I solved the problem with a length of 1/4-inch threaded rod and
a tee-nut connector secured in the framing. Installing this rig
was a job, though: I had to pull the entire door assembly to
install the connector. But when I discovered that one sidelight
jamb was rotted, I decided it was worth the hassle. I pulled
the whole door frame out, replaced the bad jamb, and proceeded.
I left the sidelights loose in the frame and took the door off
the hinges to make the job easier.
Threaded rod, drilled clear through a
flanking sidelight into the framing just high enough to clear
the glazing, counters the weight of an entry door at the
topmost hinge and prevents it from sagging. A site-made steel
retaining plate prevents the tee-nut connector from pulling out
of the framing under tension. The adjusting nut is recessed in
the hinge jamb, just above the hinge.
Tacking the frame back in the opening, I drilled a
1-inch-diameter hole in the hinge jamb, directly above the
hinge, high enough to clear the sidelight glazing and just deep
enough to recess the rod's nut and washer. Then, using an
extra-long 1/4-inch-diameter twist bit, I drilled a hole
through the center of that counterbore and through the
sidelight. The bit bottomed out a little shy of the far jamb,
but it gave me enough of a pilot hole in the sidelight to let
me pull the sidelight and complete the hole from the back side.

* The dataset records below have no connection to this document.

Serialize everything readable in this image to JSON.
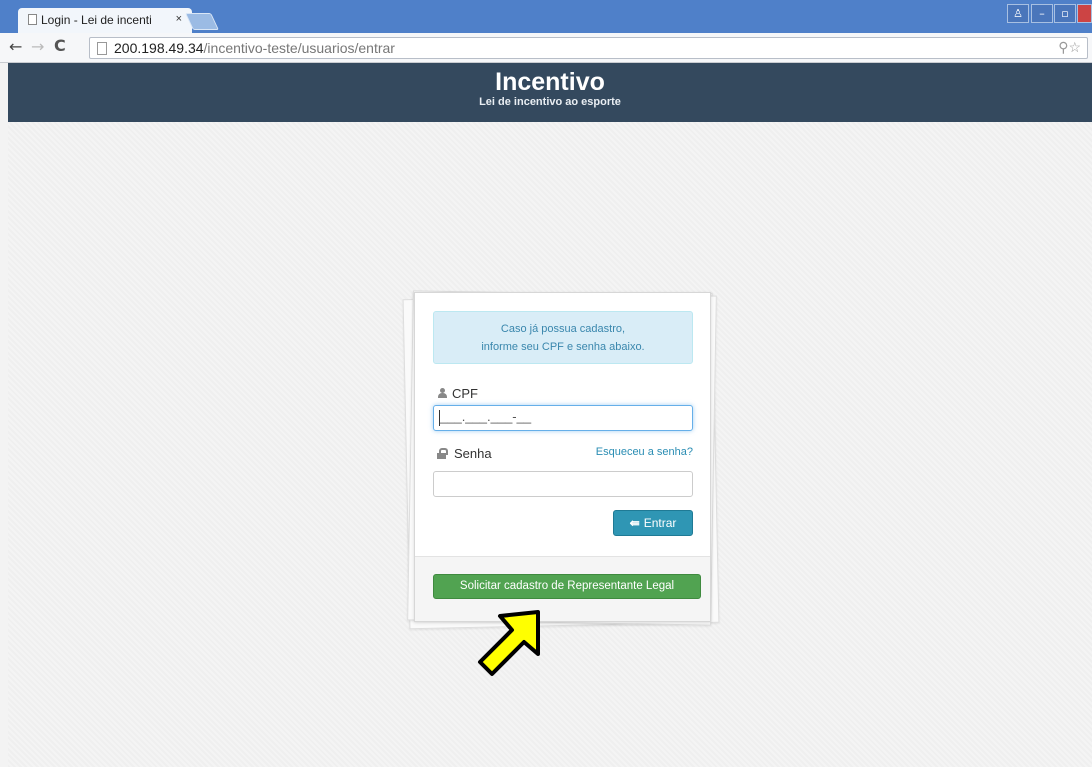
{
  "browser": {
    "tab_title": "Login - Lei de incenti",
    "tab_close": "×",
    "url_host": "200.198.49.34",
    "url_path": "/incentivo-teste/usuarios/entrar",
    "back": "←",
    "forward": "→",
    "reload": "C",
    "window_user": "♙",
    "window_min": "–",
    "window_max": "▫",
    "omni_icons": "⚲☆"
  },
  "header": {
    "title": "Incentivo",
    "subtitle": "Lei de incentivo ao esporte"
  },
  "login": {
    "info_line1": "Caso já possua cadastro,",
    "info_line2": "informe seu CPF e senha abaixo.",
    "cpf_label": "CPF",
    "cpf_value": "___.___.___-__",
    "senha_label": "Senha",
    "forgot_link": "Esqueceu a senha?",
    "senha_value": "",
    "entrar_icon": "⇚",
    "entrar_button": "Entrar",
    "solicitar_button": "Solicitar cadastro de Representante Legal"
  },
  "annotation": {
    "arrow_color": "#ffff00"
  }
}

The bit didn't emerge exactly opposite the starting point, but
side pressure and plunging action on the drill bit reamed the
foam sufficiently to realign the hole.
I put the sidelight back in the jamb and inserted the threaded
rod to mark the jamb for drilling. A light hammer tap on the
nut-capped rod did the trick; I pulled the sidelight again,
drilled through the jamb into the framing, and once again
pulled the entire jamb assembly out of the rough opening. I
enlarged the hole in the framing to accommodate the tee-nut
connector's shank, drilling deep enough to allow the rod to
pass through with room for adjustment. Although barbs on the
flange of the tee nut prevent it from twisting, they don't
resist pullout, so I capped the nut with a steel mending plate,
center-drilled for clearance and screwed to the framing with
four 11/2 -inch screws.
I permanently reinstalled the door frame and inserted the
threaded rod, finger-tightening it in the tee nut. After
sliding a washer on and sending a nut after it, I dabbed some
5-minute, 2-part epoxy adhesive on the threads, nut, and washer
to fuse them together, then cut off the excess rod with a
hacksaw, flush with the nut and hence the jamb. After letting
the epoxy cure, I gave the nut a few cranks with a socket
wrench to snug it up.
I hung the door on the hinges, closed it, and checked the
clearance. Initially, it hit the striker jamb, but a few turns
to the nut fine-tuned the clearance and alignment to
perfection. I gave myself a pat on the back.
Because my crude sidelight drilling had removed enough foam
between the sidelight's steel facings to create a potentially
sweaty, cold-weather condensation flash point above the glazing
panel, I removed the glazing from the sidelight. (The glazing
panels in the sidelights and door consist of a pair of matching
plastic frames that screw together from the interior side,
sandwiching the glass panel and the panel cutout in
compression. A couple of beads of silicone caulk around the
outside perimeter of the glass and the cutout seal the deal.)
Sure enough, there wasn't much polystyrene left around the rod.
I hosed the cavity with expanding urethane foam, let it cure,
cut away the excess, and reinstalled the glass.